Caio Luiz Salomão As conexões de Gritzbach com figuras-chave da ... - G1 - Globo

As conexões de Gritzbach com figuras-chave da ... - G1 - Globo

Conexões de Gritzbach com figuras-chave da megaoperação contra o PCC

Uma investigação do Ministério Público (MP) desvendou um esquema bilionário do Primeiro Comando da Capital (PCC) no setor de combustíveis, revelando ligações do empresário Vinícius Gritzbach — assassinado no Aeroporto Internacional de São Paulo no ano passado — com ao menos quatro indivíduos alvos da operação realizada na última quinta-feira (28).

A facção criminosa controlava toda a cadeia produtiva de combustíveis, desde plantações de cana-de-açúcar até o mercado financeiro em São Paulo, abrangendo 40 fundos de investimento com patrimônio superior a R$ 30 bilhões.

De acordo com a denúncia do MP, Gritzbach, conhecido por suas delações contra o PCC, era sócio de uma empresa que tinha vínculos com dois alvos da operação. Ele também recebeu ameaças de morte de um membro da organização, considerado fundamental no esquema de lavagem de dinheiro, que envolvia postos de gasolina.

A defesa dos investigados não foi localizada até a última atualização da reportagem.

As conexões de Gritzbach com os investigados incluem os irmãos Caio Luiz Salomão e Eduardo Luiz Salomão. A denúncia aponta que o empresário era sócio deles na empresa "SP Investimentos e Empreendimentos LTDA", fundada em agosto de 2020, com capital de R$ 4 milhões, e localizada na Zona Leste de São Paulo.

A empresa, em funcionamento por menos de três meses, focava na gestão de imóveis e serviços administrativos. Os irmãos Salomão, que possuíam postos de gasolina utilizados para lavar dinheiro do PCC, tinham conexões diretas com Gritzbach e com José Carlos Gonçalves, conhecido como "Alemão", figura central no esquema.
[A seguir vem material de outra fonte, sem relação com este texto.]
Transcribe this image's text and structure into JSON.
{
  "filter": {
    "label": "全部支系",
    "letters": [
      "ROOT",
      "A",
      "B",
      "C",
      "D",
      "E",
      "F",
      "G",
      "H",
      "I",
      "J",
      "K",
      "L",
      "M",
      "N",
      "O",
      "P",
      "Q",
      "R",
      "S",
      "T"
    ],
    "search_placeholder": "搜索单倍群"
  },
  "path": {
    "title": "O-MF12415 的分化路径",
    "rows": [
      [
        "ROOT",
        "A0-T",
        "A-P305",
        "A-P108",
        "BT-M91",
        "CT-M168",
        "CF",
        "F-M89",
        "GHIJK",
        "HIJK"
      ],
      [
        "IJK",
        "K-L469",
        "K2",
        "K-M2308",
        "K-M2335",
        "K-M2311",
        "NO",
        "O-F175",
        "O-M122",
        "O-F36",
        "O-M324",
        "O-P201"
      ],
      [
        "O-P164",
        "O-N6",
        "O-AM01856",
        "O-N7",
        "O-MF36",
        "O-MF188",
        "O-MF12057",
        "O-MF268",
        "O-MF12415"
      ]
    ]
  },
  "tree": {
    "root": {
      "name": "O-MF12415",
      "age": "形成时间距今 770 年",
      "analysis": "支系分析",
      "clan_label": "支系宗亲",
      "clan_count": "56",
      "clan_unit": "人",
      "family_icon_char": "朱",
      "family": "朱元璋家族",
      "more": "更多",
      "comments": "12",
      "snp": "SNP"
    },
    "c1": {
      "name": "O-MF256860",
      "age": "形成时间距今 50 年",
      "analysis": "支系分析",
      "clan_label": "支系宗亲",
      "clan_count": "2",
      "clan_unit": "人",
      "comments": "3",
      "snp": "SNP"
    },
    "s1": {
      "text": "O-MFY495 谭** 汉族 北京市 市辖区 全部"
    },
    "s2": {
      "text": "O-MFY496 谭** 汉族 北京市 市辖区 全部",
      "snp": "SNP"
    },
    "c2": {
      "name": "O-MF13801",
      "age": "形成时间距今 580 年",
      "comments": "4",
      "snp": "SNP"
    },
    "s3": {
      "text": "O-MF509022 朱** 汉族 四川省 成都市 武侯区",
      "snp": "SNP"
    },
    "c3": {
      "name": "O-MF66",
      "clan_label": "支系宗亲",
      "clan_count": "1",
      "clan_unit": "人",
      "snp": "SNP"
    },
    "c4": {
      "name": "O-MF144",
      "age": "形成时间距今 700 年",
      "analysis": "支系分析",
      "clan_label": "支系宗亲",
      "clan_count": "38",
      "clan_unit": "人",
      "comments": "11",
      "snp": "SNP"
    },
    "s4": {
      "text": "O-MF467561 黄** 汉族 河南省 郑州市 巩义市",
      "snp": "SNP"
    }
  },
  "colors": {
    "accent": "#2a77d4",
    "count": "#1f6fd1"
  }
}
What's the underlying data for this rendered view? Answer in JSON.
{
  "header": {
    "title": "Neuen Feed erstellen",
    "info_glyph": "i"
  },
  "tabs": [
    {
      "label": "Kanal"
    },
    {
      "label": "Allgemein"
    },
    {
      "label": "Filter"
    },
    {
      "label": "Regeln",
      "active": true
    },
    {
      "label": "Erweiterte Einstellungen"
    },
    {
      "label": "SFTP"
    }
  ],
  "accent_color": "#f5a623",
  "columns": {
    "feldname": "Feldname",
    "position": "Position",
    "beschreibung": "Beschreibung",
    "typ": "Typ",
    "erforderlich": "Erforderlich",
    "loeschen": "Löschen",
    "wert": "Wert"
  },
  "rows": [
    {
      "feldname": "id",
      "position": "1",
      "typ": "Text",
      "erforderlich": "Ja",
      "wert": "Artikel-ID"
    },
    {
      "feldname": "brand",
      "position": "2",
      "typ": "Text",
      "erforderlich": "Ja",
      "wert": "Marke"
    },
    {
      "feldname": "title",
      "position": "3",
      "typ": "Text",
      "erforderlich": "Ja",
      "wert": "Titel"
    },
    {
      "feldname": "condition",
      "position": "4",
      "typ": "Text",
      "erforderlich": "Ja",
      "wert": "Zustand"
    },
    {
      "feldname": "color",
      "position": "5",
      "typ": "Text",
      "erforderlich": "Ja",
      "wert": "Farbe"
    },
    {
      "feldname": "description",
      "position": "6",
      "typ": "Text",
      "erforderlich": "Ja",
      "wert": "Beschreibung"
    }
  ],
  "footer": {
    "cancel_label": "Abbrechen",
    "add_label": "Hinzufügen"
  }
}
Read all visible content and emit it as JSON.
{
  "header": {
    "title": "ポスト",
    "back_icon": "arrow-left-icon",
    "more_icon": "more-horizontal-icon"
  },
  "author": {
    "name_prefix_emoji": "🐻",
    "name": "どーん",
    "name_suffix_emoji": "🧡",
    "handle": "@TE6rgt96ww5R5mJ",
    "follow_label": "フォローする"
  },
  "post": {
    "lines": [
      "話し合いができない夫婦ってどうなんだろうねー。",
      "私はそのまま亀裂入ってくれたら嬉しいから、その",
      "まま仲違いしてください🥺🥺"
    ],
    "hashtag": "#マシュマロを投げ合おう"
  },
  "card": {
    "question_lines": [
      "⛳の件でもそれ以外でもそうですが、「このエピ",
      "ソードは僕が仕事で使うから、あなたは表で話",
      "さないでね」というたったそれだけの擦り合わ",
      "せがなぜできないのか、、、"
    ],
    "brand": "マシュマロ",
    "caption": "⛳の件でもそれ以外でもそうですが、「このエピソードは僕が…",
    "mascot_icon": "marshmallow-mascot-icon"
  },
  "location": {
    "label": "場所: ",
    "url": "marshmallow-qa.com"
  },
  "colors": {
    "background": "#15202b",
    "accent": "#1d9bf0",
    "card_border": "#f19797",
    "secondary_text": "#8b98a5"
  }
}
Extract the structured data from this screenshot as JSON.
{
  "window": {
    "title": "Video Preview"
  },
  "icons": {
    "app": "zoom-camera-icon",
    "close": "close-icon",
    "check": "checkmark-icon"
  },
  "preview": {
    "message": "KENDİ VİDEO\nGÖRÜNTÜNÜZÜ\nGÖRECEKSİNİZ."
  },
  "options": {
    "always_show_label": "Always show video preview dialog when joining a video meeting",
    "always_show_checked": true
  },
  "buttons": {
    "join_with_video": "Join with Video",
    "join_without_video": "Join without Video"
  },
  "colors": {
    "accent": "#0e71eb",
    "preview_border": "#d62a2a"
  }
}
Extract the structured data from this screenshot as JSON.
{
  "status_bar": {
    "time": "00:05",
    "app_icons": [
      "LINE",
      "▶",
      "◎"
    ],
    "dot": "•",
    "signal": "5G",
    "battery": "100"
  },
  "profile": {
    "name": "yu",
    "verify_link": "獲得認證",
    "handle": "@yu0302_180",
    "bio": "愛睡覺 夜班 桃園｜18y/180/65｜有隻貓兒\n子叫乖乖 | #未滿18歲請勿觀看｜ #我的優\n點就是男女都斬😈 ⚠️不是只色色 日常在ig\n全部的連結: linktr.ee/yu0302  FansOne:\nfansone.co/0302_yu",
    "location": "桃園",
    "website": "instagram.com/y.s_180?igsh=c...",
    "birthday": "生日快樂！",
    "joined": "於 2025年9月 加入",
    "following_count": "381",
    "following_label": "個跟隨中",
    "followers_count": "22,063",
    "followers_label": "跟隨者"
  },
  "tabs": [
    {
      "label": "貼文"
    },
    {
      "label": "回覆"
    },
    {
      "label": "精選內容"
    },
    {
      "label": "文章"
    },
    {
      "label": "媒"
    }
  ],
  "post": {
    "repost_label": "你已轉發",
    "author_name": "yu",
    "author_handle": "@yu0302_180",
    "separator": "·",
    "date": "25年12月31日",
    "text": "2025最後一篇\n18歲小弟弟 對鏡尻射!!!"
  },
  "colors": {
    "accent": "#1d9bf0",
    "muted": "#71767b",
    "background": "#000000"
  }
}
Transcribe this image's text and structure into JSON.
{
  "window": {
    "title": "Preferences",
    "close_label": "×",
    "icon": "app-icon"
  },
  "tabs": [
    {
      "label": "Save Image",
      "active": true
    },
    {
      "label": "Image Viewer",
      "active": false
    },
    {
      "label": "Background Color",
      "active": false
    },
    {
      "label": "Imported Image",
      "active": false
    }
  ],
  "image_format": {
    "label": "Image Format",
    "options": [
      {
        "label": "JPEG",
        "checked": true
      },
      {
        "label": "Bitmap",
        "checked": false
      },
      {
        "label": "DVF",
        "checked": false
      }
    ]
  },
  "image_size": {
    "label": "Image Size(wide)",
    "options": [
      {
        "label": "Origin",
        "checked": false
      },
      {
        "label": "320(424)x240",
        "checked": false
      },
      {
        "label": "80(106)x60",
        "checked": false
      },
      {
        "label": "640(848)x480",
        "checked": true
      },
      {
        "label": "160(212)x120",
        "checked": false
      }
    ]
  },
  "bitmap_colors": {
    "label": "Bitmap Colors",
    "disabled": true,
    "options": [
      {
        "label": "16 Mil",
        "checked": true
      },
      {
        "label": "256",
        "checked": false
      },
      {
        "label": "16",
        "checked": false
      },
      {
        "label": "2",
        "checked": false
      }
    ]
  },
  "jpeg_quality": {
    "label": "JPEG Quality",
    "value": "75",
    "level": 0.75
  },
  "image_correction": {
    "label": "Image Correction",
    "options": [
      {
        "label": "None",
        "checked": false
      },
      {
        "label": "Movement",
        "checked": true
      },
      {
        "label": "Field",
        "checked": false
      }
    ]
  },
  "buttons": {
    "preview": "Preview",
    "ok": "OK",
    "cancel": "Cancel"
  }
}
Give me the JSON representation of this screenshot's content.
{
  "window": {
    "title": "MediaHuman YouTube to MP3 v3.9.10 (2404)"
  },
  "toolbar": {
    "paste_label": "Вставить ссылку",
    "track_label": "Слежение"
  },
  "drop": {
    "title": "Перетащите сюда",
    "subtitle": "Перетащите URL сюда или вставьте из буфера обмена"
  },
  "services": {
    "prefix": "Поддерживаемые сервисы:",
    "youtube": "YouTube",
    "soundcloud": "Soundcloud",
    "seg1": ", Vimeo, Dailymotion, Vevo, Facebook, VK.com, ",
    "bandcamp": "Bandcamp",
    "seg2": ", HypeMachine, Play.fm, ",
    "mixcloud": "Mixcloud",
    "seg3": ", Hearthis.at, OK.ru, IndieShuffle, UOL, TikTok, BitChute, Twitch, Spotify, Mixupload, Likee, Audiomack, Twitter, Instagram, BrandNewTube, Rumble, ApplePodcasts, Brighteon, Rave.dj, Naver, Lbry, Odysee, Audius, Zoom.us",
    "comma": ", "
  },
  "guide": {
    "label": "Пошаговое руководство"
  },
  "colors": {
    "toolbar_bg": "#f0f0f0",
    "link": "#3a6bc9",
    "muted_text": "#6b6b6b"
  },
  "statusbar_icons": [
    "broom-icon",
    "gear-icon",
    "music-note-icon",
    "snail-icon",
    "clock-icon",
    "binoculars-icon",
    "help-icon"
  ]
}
"Alemão" é descrito como um financiador significativo de ações do PCC, incluindo o tráfico de drogas e, supostamente, o famoso assalto ao Banco Central em Fortaleza em 2005. Gritzbach tinha vínculos indiretos com "Alemão" por meio de sua filha, Yasmin Vitorino Gonçalves, que era acionista da empresa de Gritzbach, evidenciando a interligação familiar e empresarial.

Além disso, "Alemão" possui relações com a Rede Boxter, uma rede de postos de gasolina sob investigação pelo MP, mencionada em pedidos de busca e apreensão.

Ricardo Romano, apontado como "figura-chave" no esquema de lavagem de dinheiro, emerge como outro ponto de conexão. A denúncia indica que ele ameaçou Gritzbach, embora os detalhes não tenham sido divulgados. Romano lavava dinheiro para o crime organizado por meio de suas redes de postos de gasolina e lojas de conveniência.

Na rede de negócios, Romano assumiu quatro postos de combustíveis que antes pertenciam aos irmãos Salomão, evidenciando a transferência interna dentro da organização criminosa. A Receita Federal identificou declarações fiscais falsas elaboradas por ele, incluindo a criação artificial de R$ 21,6 milhões em patrimônio em 2018, para justificar aquisições de postos de combustíveis.